Do All Banks Offer Mortgage Insurance on Their Home Mortgages?

Banks do not offer mortgage insurance for mortgages. They require borrowers to purchase it for certain mortgage programs. Mortgage insurance protects the lenders against losses if the borrower cannot pay the mortgage and the lender forecloses on the home. Several loan programs require their own types of mortgage insurance or loan guarantee. Each program differs, as do the types and cost of mortgage insurance, depending on the company that provides the coverage.

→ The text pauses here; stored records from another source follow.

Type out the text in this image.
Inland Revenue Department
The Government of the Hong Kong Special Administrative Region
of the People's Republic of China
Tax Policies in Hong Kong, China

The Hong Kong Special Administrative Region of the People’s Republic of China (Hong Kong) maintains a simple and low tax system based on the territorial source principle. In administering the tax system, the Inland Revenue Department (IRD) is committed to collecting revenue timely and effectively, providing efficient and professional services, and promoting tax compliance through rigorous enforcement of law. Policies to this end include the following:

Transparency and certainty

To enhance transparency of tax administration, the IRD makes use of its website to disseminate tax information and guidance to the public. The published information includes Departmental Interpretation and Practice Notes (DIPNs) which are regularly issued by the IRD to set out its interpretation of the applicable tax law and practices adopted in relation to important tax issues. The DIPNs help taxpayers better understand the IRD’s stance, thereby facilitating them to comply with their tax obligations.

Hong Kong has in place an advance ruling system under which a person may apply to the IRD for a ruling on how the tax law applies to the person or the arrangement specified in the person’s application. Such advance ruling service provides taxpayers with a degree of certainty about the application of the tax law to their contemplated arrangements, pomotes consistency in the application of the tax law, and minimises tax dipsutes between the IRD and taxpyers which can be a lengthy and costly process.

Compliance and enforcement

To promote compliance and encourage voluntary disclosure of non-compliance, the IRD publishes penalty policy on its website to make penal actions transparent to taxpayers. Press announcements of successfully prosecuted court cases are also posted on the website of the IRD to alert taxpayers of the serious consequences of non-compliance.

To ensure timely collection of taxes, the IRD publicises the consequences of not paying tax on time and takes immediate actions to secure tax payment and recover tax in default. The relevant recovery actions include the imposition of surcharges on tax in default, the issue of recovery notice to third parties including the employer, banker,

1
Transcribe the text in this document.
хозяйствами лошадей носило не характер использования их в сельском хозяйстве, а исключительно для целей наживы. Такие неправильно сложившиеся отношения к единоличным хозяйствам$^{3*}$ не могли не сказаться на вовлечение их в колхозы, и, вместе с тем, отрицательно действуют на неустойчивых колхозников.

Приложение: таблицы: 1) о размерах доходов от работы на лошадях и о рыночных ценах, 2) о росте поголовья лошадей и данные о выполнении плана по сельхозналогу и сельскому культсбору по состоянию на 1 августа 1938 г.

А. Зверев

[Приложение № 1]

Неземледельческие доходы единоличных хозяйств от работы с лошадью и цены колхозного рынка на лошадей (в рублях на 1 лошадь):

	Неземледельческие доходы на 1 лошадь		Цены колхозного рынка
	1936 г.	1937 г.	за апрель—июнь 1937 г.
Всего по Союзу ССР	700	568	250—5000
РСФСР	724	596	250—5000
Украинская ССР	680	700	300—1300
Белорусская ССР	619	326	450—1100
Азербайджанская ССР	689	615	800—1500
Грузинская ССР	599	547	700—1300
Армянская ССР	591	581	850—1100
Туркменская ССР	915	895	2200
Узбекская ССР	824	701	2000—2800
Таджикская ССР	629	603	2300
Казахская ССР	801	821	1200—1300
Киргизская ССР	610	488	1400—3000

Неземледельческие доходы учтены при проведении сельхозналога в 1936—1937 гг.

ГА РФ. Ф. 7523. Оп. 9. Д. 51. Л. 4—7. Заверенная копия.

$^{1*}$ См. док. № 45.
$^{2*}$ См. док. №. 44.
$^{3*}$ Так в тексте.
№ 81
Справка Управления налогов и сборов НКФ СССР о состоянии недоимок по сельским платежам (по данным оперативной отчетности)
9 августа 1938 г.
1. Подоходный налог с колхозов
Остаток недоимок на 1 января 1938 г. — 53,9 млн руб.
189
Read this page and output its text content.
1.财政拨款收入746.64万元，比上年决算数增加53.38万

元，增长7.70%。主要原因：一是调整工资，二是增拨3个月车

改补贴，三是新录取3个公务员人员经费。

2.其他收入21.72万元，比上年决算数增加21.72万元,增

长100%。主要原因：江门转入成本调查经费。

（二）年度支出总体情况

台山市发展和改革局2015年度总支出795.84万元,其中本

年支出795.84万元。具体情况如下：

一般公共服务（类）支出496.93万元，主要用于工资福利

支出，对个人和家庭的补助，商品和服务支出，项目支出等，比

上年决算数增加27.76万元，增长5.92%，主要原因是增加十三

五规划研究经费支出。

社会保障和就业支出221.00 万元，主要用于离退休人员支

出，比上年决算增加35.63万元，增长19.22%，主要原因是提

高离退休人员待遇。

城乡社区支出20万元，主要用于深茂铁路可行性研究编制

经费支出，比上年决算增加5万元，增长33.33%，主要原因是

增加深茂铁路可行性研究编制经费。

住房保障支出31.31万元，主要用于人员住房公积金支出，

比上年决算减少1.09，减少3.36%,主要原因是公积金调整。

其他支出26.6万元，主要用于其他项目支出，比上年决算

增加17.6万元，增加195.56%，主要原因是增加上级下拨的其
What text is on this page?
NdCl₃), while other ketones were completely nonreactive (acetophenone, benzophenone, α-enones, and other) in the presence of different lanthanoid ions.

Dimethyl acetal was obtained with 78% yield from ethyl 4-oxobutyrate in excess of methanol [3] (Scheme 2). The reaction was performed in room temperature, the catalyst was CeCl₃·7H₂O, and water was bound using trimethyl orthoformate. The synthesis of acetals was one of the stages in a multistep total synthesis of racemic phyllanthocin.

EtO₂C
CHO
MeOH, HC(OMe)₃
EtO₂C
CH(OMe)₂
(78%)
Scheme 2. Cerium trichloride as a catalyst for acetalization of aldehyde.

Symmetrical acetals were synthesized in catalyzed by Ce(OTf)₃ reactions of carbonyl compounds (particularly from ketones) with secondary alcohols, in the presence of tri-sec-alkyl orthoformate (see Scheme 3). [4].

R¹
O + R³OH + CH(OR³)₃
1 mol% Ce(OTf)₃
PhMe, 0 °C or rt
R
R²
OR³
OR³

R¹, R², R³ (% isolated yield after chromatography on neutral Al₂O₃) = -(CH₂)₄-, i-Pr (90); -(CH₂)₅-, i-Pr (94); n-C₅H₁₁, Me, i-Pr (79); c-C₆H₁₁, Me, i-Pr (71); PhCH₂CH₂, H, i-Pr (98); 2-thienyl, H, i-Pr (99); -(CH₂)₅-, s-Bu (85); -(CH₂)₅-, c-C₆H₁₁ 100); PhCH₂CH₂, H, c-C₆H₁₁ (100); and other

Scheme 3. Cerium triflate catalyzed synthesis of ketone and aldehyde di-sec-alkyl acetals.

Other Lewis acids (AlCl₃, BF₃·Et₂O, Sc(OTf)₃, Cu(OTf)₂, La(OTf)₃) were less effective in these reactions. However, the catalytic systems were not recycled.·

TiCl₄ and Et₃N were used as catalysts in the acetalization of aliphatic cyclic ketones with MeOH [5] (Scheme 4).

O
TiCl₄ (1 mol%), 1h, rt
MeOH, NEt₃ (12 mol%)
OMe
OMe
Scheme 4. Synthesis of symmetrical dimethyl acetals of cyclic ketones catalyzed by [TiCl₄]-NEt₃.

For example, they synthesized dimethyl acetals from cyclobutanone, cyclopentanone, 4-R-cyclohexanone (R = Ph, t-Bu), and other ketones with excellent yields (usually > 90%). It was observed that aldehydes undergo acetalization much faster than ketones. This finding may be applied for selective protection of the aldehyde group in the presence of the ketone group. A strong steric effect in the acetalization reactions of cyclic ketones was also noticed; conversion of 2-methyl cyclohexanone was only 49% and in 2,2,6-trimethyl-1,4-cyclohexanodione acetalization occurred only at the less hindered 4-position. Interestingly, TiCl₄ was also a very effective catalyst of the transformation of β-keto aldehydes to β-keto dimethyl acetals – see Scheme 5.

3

  1. Conventional Mortgages

    • Conventional mortgage lenders require the borrower to purchase mortgage insurance whenever their loan amount exceeds 80 percent of the home's value at closing. This could result from the borrower providing less than a 20 percent down payment or refinancing a mortgage with a balance exceeding 80 percent of the home's value. Private mortgage insurance (PMI) companies charge different prices for their insurance based upon the amount of equity remaining in the home, the loan type, the loan amount and the borrower's credit profile. Typically, PMI companies add their payment to the borrower's mortgage payment, but other mortgage insurance programs exist that allow for prepayment of the mortgage insurance at close.

    FHA Mortgages

    • The Federal Housing Administration (FHA) requires two types of mortgage insurance on all their loans. FHA does not lend money directly to homeowners. FHA only insures lenders that approve loans that meet all of FHA's guidelines and that collect the required FHA mortgage insurance premiums. FHA requires the borrower to pay or finance the Up-Front Mortgage Insurance Premium (UFMIP). If the homeowner chooses to finance the UFMIP, the loan amount will rise by the amount of UFMIP financed. Additionally, FHA requires homeowners to pay monthly mortgage insurance premiums along with their mortgage payment.

    VA Mortgages

    • Veteran's Affairs (VA) guarantees home loans for eligible veterans. Like FHA, VA does not lend directly to homeowners. VA guarantees the lender against losses when it provides a loan to an eligible veterans and collects the required funding fee at closing. The VA funding fee works the same as mortgage insurance. VA only requires the initial funding fee and does not require any monthly mortgage insurance or funding fee costs for the loan.

    Eliminating Mortgage Insurance

    • Homeowners may eliminate mortgage insurance on their loan. Conventional lenders must remove mortgage insurance when a homeowner proves the home's equity is at least 20 percent or more. The lender must automatically remove the mortgage insurance when the home has at least 22 percent equity. FHA mortgages require mortgage insurance for the life of the loan, and it must be refinanced into a loan program not requiring mortgage insurance to eliminate it. VA loans always require that the borrower pay the funding fee when closing any VA loan, unless the borrower is a qualified disabled veteran.